I also like to eat ice cream. As with flying, I don’t eat ice cream often.
People who fly often, whether for business or pleasure, validate their detest for flight by pointing out how much they do it. But repeated actions alone aren’t enough to cause one not to like something. If I ate ice cream every day of my life, for example, I bet I’d like it. Sure I’d be fat(ter) and my lactose intolerance would make every trip to the bathroom a fecal disaster, but I never said I liked the events associated with ice cream. I said I liked eating ice cream.
I’m also not saying I like the inconveniences of air travel; I just like flying. Even though the eight year old Egyptian girl sitting behind me is kicking the back of my seat like she’s on her way to try out for the national soccer (sorry, football) team, I think it’s pretty awesome that I’m in a steel cylinder 36,000 feet above a ground I can’t even see and the thing I’m most concerned about is the juvenile ruckus happening in seat 11-D.
Some people are afraid of flying. I suppose I can get on board with that train of thought. But, like most, I’ve also fallen into complacency in this respect. We’ve come a long way in the short amount of time humans have tamed the skies. A logical man would see the great risk associated with traversing the heavens on one individual flight (and putting his life in the hands of some muffled, quick-talking voice he’s never heard before), yet we continue to blindly board. People are irrational.
For example, they will cower in the shadow of a rollercoaster – a one-way ride that’s bolted to the ground – yet they happily climb aboard a vehicle that will take them thousands of feet higher than the dreaded coaster at a speed of more than ten times what you’ll see at Disney World. Like I said: People are irrational. (But we all knew that, so maybe we aren’t as irrational as I think.)

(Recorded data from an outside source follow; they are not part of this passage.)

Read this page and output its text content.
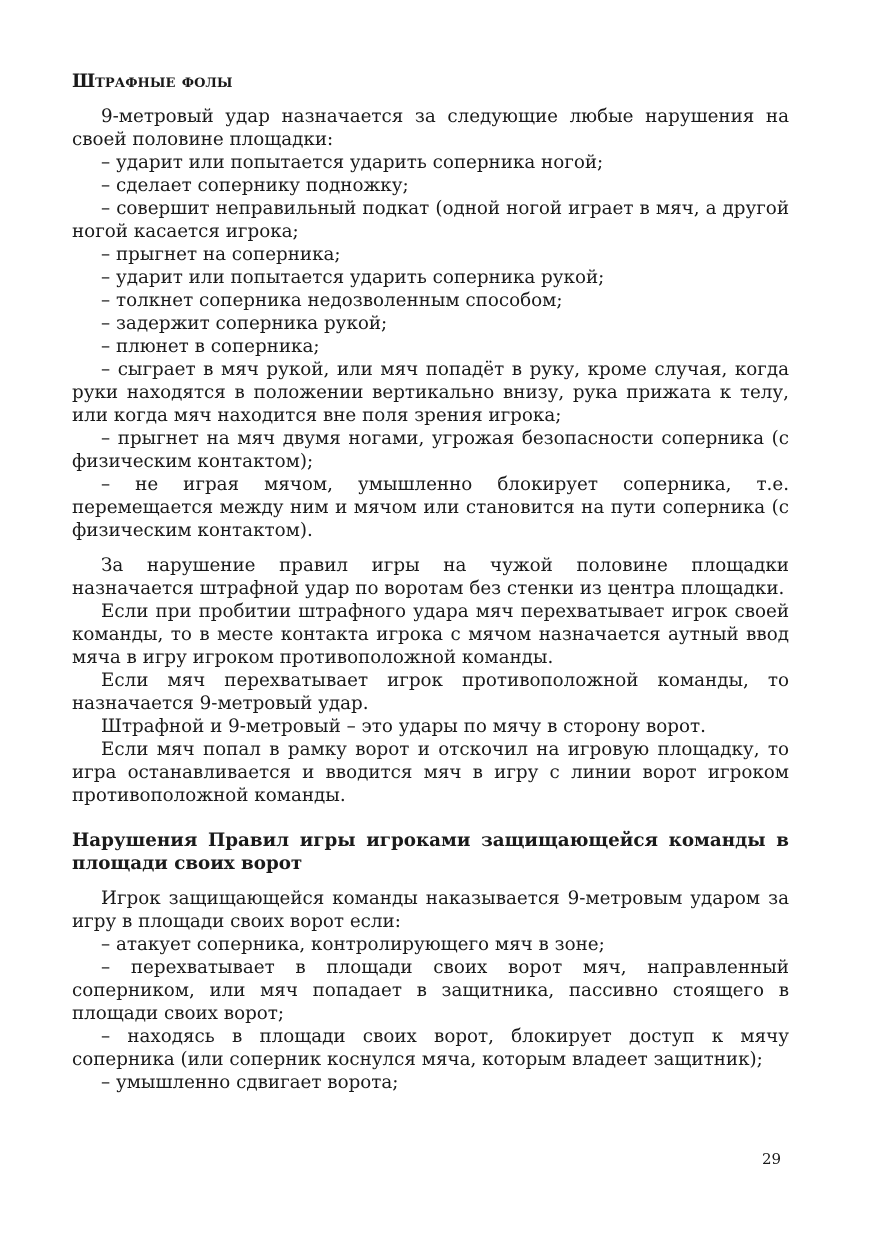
Штрафные фолы

9-метровый удар назначается за следующие любые нарушения на своей половине площадки:

– ударит или попытается ударить соперника ногой;
– сделает сопернику подножку;
– совершит неправильный подкат (одной ногой играет в мяч, а другой ногой касается игрока;
– прыгнет на соперника;
– ударит или попытается ударить соперника рукой;
– толкнет соперника недозволенным способом;
– задержит соперника рукой;
– плюнет в соперника;
– сыграет в мяч рукой, или мяч попадёт в руку, кроме случая, когда руки находятся в положении вертикально внизу, рука прижата к телу, или когда мяч находится вне поля зрения игрока;
– прыгнет на мяч двумя ногами, угрожая безопасности соперника (с физическим контактом);
– не играя мячом, умышленно блокирует соперника, т.е. перемещается между ним и мячом или становится на пути соперника (с физическим контактом).

За нарушение правил игры на чужой половине площадки назначается штрафной удар по воротам без стенки из центра площадки.

Если при пробитии штрафного удара мяч перехватывает игрок своей команды, то в месте контакта игрока с мячом назначается аутный ввод мяча в игру игроком противоположной команды.

Если мяч перехватывает игрок противоположной команды, то назначается 9-метровый удар.

Штрафной и 9-метровый – это удары по мячу в сторону ворот.

Если мяч попал в рамку ворот и отскочил на игровую площадку, то игра останавливается и вводится мяч в игру с линии ворот игроком противоположной команды.

Нарушения Правил игры игроками защищающейся команды в площади своих ворот

Игрок защищающейся команды наказывается 9-метровым ударом за игру в площади своих ворот если:

– атакует соперника, контролирующего мяч в зоне;
– перехватывает в площади своих ворот мяч, направленный соперником, или мяч попадает в защитника, пассивно стоящего в площади своих ворот;
– находясь в площади своих ворот, блокирует доступ к мячу соперника (или соперник коснулся мяча, которым владеет защитник);
– умышленно сдвигает ворота;
29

Which brings me to my own irrational behavior. I’ve never used the lavatory on an airplane before. At first, this was because I simply didn’t have to. Now, though, it’s been such a great conversation piece when discussing travel with others that I don’t want to ruin it.
My dedication to preserving this ace in the hole is noteworthy in it’s own right: I flew back to the U.S. from a vacation in Rio de Janeiro a few months ago. I held in a turd from the skies above Panama to the first bathroom in Houston.